[a. m.] L’autore si presentava così nel “Riccordo primo”: «Havendo io, Giacomo Agostinetti, servito per Fattore quarantacinque anni, trà quali quindici in Venetia, dieci in Verona, il rimanente in terra ferma in diverse Ville del Trivisano, Padoano, e Friuli, et essendo nato Fattore, mentre mio Padre servì per Fattore anni ventisette continui in sol Padrone, et a mè in vinti anni è convenuto mutar una dozena de Padroni, hò provato, visto, et osservato, molte usanze, riti, e costumi, e in particolar nella mia professione, che hà per iscopo principale l’ubbidire, e comandare con il singolar fondamento di lodevole Agricoltura, con appresso molti numerosi particolari, che ad’un buon Fattor di Villa si ricercano, che però finalmente stanco, e faccio di si laborioso impiego mi son ridotto ove nacqui l’anno di nostra salute 1597, che fù in Villa de Cimadolmo Territorio di Oderzo ritrovandomi con il peso d'anni ottantadoi, ne hauendo più forze da travagliare, & essendo (come sempre fui) nemico capitale dell’otio; hò risolto qualche cosa operare, per giovamento universale; ne havendo trovata occasione più propria alla mia conditione, che lo scrivere quello, e quanto si ricerca di sapere al buon Fattore di Villa, per ben essercitar tal carica, a prò, e beneficio de Padroni, e di sua propria lode, e così versando intorno a tale importissimo negotio, & sommo interesse hò fisso la mente, & il pensiero…».

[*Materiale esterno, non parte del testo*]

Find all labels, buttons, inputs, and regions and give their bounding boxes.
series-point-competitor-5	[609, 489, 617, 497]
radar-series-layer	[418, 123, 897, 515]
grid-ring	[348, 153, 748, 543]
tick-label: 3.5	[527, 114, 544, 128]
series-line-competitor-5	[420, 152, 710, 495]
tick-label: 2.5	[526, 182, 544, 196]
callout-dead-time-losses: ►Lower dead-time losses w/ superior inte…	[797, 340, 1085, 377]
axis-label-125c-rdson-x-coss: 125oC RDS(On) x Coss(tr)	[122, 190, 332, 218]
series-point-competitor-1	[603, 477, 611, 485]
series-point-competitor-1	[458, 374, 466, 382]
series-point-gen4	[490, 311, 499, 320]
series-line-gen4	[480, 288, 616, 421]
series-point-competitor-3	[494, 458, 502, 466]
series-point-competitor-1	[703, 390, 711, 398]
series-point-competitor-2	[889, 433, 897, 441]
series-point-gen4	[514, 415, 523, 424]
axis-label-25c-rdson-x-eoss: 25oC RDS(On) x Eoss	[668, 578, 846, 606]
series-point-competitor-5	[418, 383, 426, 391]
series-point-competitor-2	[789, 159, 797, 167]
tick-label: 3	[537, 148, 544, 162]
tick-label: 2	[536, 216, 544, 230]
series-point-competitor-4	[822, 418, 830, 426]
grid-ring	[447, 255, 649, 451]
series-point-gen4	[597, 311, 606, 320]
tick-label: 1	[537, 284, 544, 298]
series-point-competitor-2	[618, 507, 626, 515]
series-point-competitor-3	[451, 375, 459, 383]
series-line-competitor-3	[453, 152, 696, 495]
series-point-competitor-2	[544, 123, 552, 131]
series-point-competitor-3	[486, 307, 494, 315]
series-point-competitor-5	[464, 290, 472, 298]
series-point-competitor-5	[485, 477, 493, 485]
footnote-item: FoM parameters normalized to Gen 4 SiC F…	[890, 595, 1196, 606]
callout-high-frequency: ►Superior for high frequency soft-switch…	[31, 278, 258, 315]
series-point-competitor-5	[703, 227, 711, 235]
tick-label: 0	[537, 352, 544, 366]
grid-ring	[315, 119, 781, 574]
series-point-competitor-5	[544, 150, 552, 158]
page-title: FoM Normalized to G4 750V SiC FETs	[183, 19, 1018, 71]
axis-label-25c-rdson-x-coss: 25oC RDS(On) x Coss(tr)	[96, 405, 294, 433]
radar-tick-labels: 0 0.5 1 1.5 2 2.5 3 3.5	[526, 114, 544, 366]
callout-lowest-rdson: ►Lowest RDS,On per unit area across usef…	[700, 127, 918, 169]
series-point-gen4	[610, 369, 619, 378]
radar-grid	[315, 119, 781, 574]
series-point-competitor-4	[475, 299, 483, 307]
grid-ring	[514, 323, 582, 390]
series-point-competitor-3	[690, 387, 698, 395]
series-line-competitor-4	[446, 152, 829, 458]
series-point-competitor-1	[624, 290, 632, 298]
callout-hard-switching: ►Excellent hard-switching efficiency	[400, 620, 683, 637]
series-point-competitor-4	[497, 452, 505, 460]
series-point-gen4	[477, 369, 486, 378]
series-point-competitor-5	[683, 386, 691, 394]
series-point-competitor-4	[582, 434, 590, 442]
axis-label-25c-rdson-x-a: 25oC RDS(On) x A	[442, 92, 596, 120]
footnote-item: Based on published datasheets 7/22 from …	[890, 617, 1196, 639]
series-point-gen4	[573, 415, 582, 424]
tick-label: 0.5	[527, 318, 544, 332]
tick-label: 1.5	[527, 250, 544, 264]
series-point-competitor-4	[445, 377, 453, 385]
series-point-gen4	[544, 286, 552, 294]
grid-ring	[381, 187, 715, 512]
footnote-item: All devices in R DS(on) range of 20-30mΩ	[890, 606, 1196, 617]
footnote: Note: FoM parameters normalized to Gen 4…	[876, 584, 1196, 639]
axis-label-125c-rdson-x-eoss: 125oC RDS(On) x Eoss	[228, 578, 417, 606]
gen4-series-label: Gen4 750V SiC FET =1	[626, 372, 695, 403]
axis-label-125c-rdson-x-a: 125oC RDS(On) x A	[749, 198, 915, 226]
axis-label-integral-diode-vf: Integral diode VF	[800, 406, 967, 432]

Dopo aver servito dunque per quarantacinque anni, in qualità di fattore, una dozzina di nobiluomini in tutta la terraferma veneta dal Friuli alla campagna di Verona (a differenza del padre rimasto sempre presso lo stesso padrone), ritiratosi ottantaduenne e affaticato nel paese natìo, decise di raccontare il suo mestiere nei Cento e dieci ricordi che formano il buon fattor di villa (1679), con l'intento di insegnare non solo il modo migliore - secondo la tradizione veneta - di coltivare frumento e sorgo, di far vini bianchi o neri, dolci o "ordinari", e di coltivar asparagi, ciliegie, fichi, peri, susini, ulivi, mandorli, corniole, sorbole, zizole e molto altro, ma anche quali debbano essere i corretti rapporti tra contadini e fattori, tra padroni e sottoposti, e i segreti dell'ubbidire e del comandare con successo. Dell'agricoltura Agostinetti aveva un'altissima concezione "morale & economica", apportatrice di giovamento sia personale sia universale: «Quando considero che non c’è al mondo un’attività più antica dell’agricoltura e nello stesso tempo indispensabile perché ci fornisce da mangiare e da vestire, mi stupisco che oggigiorno gli uomini l’apprezzino tanto poco. Eppure questo è un lavoro che permette di stare lontani dalle ambizioni e dalla cupidigia e di evitare le tentazioni, perché non c’è diletto maggiore di quello di occuparsi attentamente alla cura quotidiana dei propri giardini, degli orti, dei broli e dei campi». Ulderico Bernardi, che ha curato una riedizione dei Cento e dieci ricordi che formano il buon fattor di villa (Neri Pozza, 1998), riconosce non solo il pregio del saggio scientifico, la minuziosa precisione del manuale tecnico, risultato di un impegno pluridisciplinare, ma anche «la sapienzialità etica di chi non immiserisce l'attività d'impresa nella sola ottimizzazione del profitto, ma punta a un'armonia di rapporti sociali, dove si realizzi la più generale condizione umana».
La fortuna dell'opera di Giacomo Agostinetti è attestata dalle numerose edizioni fino alla metà del Settecento, almeno otto dalla prima del 1679 a quella del 1749. Le riedizioni contemporanee sono quelle del 1998 e del 2004.